As John McEnroe remarked, "You cannot be serious?"

"Yeah. I didn't like the fact that I always sounded so gorgeous and angelic. I like it now, though."

Nonetheless, Art Garfunkel was an early inspiration. "It was about how beautiful and dreamy his voice is and the fact that the voice belonged to a man." His mother encouraged him to listen to Tony Bennett, who he still rates above Frank Sinatra for his emotional connection to a lyric, but most of his other mentors are women because "there's a vulnerability to female performers that a lot of men don't have". He cites Roberta Flack as central to his vocal development. "Songs like `Reverend Lee' and `The First Time Ever I Saw Your Face', which I do a very good karaoke version of!"

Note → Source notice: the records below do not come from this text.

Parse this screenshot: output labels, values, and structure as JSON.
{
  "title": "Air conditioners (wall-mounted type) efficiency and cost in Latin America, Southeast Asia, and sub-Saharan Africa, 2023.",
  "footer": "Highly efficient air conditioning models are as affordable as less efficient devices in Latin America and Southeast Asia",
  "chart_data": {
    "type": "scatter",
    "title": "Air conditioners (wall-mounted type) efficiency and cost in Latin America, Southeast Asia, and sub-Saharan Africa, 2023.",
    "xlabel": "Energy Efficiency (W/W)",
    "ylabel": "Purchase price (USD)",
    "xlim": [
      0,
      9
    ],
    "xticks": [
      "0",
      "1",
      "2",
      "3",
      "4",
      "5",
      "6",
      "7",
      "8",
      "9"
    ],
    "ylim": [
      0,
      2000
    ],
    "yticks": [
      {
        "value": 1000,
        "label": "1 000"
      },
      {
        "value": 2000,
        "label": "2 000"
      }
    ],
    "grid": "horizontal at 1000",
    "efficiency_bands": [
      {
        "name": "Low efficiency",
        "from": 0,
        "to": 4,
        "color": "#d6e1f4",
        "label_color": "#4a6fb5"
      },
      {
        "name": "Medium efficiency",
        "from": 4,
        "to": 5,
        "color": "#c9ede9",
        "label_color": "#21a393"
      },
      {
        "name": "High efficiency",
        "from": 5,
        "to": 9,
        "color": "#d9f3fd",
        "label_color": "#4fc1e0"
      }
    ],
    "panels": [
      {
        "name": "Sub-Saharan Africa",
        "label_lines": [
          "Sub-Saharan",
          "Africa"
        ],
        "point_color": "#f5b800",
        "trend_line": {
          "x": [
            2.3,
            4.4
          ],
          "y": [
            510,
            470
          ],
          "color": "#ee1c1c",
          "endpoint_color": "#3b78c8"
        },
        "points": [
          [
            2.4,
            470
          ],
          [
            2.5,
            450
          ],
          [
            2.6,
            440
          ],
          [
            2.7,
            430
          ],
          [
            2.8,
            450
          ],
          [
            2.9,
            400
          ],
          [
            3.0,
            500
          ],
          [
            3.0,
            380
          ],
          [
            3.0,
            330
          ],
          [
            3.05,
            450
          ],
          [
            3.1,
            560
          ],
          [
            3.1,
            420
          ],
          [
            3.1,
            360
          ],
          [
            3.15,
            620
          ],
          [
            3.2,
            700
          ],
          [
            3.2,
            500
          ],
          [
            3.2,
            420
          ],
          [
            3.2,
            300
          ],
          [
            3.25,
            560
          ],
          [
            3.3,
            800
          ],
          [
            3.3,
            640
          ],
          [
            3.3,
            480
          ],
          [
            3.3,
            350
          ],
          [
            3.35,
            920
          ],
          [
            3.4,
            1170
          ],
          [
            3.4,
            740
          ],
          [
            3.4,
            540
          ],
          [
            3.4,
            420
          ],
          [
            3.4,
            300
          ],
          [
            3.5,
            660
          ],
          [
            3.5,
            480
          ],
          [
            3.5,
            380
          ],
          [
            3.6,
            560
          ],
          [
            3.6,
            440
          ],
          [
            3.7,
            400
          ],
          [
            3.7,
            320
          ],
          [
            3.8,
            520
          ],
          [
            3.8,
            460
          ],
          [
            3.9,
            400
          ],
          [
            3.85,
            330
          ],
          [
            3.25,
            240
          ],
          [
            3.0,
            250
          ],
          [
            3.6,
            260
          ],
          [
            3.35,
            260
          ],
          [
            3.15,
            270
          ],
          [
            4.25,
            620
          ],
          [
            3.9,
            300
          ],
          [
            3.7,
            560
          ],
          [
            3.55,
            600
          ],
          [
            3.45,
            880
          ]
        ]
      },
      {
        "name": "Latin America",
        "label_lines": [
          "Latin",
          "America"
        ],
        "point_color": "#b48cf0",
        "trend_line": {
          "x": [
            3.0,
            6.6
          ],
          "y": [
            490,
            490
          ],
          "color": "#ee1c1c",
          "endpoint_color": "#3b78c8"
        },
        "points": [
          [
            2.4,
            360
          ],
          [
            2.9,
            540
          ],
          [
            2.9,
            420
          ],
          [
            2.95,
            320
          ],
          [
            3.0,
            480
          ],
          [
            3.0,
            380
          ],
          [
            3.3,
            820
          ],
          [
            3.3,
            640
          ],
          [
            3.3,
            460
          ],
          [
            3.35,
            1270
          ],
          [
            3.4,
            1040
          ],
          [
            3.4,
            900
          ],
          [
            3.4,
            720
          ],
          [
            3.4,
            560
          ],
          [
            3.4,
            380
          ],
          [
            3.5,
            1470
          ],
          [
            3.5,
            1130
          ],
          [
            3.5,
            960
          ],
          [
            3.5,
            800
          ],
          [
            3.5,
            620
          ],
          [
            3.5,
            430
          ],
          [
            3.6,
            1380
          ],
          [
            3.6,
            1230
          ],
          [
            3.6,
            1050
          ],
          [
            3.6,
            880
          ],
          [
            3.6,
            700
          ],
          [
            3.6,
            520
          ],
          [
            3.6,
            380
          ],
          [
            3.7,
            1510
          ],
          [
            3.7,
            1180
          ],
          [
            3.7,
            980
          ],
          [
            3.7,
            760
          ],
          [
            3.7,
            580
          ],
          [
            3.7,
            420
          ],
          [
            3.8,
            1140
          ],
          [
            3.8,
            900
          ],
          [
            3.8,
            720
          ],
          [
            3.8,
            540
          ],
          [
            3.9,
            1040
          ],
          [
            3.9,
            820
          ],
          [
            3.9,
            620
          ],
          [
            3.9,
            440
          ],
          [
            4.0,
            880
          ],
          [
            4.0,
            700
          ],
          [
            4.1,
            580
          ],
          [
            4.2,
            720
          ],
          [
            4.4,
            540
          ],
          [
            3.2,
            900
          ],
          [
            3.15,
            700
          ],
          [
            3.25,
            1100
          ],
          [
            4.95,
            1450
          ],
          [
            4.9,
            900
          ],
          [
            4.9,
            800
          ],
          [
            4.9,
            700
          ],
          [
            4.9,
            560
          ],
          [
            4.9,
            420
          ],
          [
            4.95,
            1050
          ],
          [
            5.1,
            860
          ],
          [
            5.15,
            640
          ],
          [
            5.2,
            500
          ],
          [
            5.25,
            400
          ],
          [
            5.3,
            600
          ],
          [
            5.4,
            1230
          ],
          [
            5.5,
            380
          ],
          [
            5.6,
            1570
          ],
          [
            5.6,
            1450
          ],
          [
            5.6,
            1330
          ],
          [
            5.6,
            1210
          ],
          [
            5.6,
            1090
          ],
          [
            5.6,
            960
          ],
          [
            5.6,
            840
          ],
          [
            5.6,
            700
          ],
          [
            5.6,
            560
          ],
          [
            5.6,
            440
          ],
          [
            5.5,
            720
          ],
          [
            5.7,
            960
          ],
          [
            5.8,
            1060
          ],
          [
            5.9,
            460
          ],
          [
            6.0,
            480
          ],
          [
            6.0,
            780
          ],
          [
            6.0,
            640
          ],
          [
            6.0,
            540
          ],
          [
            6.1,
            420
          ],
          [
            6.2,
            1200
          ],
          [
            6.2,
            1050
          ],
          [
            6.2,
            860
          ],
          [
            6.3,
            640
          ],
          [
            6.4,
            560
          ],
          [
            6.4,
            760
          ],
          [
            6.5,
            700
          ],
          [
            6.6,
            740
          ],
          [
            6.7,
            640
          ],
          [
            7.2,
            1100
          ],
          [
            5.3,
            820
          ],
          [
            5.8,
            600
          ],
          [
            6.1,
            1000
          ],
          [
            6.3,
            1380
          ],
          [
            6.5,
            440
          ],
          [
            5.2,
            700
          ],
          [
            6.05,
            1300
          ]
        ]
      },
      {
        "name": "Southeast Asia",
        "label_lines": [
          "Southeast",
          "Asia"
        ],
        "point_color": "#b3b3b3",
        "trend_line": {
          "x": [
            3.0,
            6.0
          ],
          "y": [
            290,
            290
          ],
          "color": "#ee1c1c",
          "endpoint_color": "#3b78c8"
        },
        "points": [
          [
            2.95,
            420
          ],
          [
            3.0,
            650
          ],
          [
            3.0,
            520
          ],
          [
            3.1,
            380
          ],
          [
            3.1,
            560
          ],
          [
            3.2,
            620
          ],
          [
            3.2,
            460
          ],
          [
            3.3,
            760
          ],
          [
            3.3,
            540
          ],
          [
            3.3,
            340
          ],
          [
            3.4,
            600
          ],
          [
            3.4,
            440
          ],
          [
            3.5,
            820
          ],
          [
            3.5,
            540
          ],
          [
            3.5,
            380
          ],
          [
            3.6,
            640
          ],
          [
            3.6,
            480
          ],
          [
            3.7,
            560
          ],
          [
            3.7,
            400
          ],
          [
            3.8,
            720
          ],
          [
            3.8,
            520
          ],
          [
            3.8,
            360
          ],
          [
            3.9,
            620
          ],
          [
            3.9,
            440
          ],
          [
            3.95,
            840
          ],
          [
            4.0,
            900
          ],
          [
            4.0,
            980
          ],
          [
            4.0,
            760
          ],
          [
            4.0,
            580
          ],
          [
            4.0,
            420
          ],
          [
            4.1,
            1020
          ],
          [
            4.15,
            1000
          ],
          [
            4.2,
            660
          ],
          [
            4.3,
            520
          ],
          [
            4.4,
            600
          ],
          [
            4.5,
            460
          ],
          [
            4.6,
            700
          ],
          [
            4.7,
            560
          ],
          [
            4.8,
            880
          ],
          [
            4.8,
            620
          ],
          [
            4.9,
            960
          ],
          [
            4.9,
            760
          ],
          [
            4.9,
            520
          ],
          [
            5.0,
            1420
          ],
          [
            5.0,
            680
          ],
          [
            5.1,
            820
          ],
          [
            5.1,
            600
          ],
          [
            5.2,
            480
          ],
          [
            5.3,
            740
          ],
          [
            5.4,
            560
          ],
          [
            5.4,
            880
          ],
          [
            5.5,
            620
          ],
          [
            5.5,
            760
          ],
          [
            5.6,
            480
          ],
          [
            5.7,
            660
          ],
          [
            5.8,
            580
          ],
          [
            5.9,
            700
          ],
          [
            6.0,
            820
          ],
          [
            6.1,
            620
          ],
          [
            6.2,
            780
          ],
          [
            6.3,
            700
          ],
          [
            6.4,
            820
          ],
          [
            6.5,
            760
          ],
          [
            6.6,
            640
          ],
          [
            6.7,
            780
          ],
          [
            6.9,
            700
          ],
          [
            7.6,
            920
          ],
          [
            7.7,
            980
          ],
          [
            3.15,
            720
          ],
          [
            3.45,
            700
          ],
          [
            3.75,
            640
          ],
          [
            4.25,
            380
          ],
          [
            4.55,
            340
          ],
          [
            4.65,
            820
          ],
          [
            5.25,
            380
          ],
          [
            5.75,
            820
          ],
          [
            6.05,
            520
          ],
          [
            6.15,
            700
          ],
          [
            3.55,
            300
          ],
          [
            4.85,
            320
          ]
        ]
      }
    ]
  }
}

He began singing at his Pentecostal church in the West Indies at the age of 13, but believes that listening to people like Dusty Springfield, Karen Carpenter and Shirley Bassey really taught him how to express himself vocally. (Dusty in Memphis remains one of his favourite albums.) Those women, and plenty more besides, have traditionally cornered the pain market, producing album after album of "My man's left me and I'm miserable". He points to Peggy Lee - "very devil-may-care and world-weary, like in `Is That All There Is?' - and Nina Simone. "She's so acidic. There's pain there, but it's aggressive. She's saying, `there's someone who's responsible and as soon as I get my hands on him, the guy's gonna die!'"

A Little Communication is a Nineties spin on all that. He's learned the trick of being confidently vulnerable. His sombre face looming out of the publicity photos may be a shade intimidating, but he comes across as self-assured and beguilingly gentle. His lyrics alone illustrate his unusual willingness to reveal himself. The subtext is about wanting to be with someone, admitting errors of the past and acknowledging the cost, but hoping to have learned from his mistakes. Importantly, he manages to escape the standard male smugness which runs along the lines of: "Hey, I've been a really bad boy, but I've apologised so it's fine."

His views on masculinity go way back. His father left home when he was young "and I grew up feeling basically appalled by a lot of the men in my family and what they were capable of doing to the women they were supposed to love. I had very different notions of what affection should be. It sounds daft, but a lot of what I've expressed so far in my career has been about men-hating. It's no longer like that. I think I've grown up and I've begun to understand men, which is to understand myself. That's what makes my music tick".